Evie is suddenly kneeling before me, her hands tight on my arms, her nails biting into my flesh. “That girl thinks she killed him! His sister thinks she threw her baby brother in the river because everyone told her she did. She’s lived the last seven years thinking she killed Alex! She tried to kill herself because of the horror of it. And now she sits in my hospital after trying to hang herself. For the love of God, Maggie, tell me the truth! What did you do?”

And then the other me, the one who has been agreeing to all the wedding plans, tells Evie what I did. How I saw the dying girl on the sofa and how I’d assured her I’d take care of her brother, how I had run back to Mama with the baby, how Mama and I retraced my steps, and how I had seen through the broken window that the girl on the sofa was gone. And how I only had a second to decide what to do.

“When I found Alex, I thought that girl was dying, and then when Mama and I walked back, I saw she was gone. I told myself she must have crawled into their mother’s bedroom to tell her the baby had been rescued and had died there on the floor where I couldn’t see her. But I didn’t want to look inside and find out if I was wrong. I pretended I couldn’t remember which building it was. I didn’t want to go back with Mrs. Arnold the next day and find out there were other family members. So I lied to her, too. I wanted the baby for us because we had lost Henry and that baby needed us. And we needed him. I thought that girl had died. And no one came for Alex. No one went to the police station asking about him. We waited and waited and no one ever asked.”

“Because everyone thought Ursula had thrown him in the river,” Evie says, her voice husky and her face wet with tears. She is looking down at my hands, limp in my lap.

“Ursula?” I say.

“That’s her name.”

“Why? Why did everyone think she did that?”

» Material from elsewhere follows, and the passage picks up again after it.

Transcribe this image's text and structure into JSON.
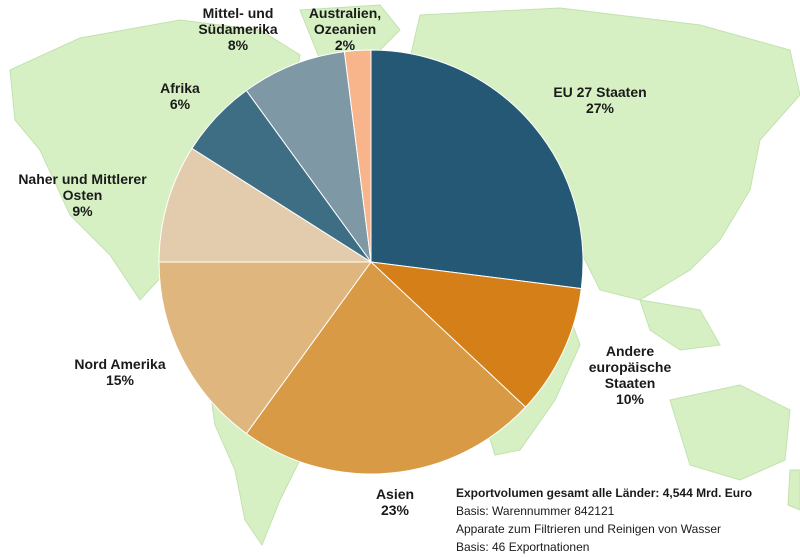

Evie then tells me how this girl named Ursula had been so feverish everyone believed her to have been delirious when she said an angel in white lace—me—had taken her baby brother away in a little brown boat—my coat. Ursula had seen the heart-shaped birthmark on his tummy as he wriggled—alive—in my arms. This is how Evie knew Ursula’s baby brother was Alex. Ursula had tried to follow me and couldn’t, and she’d been found wandering down by the river, mumbling that she was looking for the angel who had taken away her baby brother in a little brown boat.